Glad it’s helpful and I hope it works well for you! In my first game that didn’t use that method, early drafts were outrageously difficult and many paths were impossible to access - using it for the later games saved a lot of headaches.

2 Likes

One thing you can do is ask players to report their stats after playing, which should give you some idea of how easy it would be for the average player to get those stats. (And just looking at the stats my players have been reporting, 350,000 words into a story that probably won’t hit 500,000, the numbers of fairmath stats that have reached 75 is very small, and none have reached 90.)

4 Likes

(God, ignore that I’m writing this for a second time, I just woke up and I accidentally deleted my first reply instead of editing it)

That makes sense. Ever since I started learning choicescript I feel like the way I experience choice games has completely changed as I often have the code open next to the actual game itself, but it’s obvious that isn’t the case for most players.

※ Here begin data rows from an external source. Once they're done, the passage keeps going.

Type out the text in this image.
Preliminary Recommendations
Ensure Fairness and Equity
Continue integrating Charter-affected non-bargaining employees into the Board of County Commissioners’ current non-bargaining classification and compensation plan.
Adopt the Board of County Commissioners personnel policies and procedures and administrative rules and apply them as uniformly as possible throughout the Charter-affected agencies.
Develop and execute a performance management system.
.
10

Thank you for such a long comment! Your feedback is greatly appreciated.

2 Likes

BTW I just wanna say that y’all are so nice?? I’m not used to getting replies this kind and helpful on other forums, it’s a huge breath of fresh air.

3 Likes

Hi, My approach to this is shown in this post using a tool one of the forum members made.

This tool:

Basically you add all the variables you want to track to your startup file

like this:
`*comment savestatsetup str agi int char cons gold_coins`

Then at the point you want to know the values you do a
`*comment savestats`

Then you run the tool as many times as you want (the longer and more branched the game the more iterations you should do to have a better distribution and endpoints.)

After that you’ll have a file with all the output, and from there you can do simple excel functions to get the endpoints or averages:

Or you can use more complex tools to graph probability distribution or all sorts of things.

7 Likes

Oh damn that’s fancy! Thank you, this will come in handy.

1 Like

A word of caution: the more careful navigation of social situations your game requires (and the more complex a field of choices you’re letting your readers navigate), the less a random testing approach is going to tell you. Your readers aren’t going to be picking at random; they’re going to be doing things that make sense within the social situations you write. In complex games, there’s no substitute for readthroughs/alpha testing.

7 Likes

That’s true, but sadly you need readers for that, and then readers that give feedback. Randomtest can run as many times as you want. It can be useful to test other stuff though.

2 Likes

Yeh most likely, I’ll use randomtest as a screening tool while I alpha test each chapter. It’s useful for catching big problems. Once I’ve done a couple playthroughs, I’ll feel more comfortable opening it for beta testing.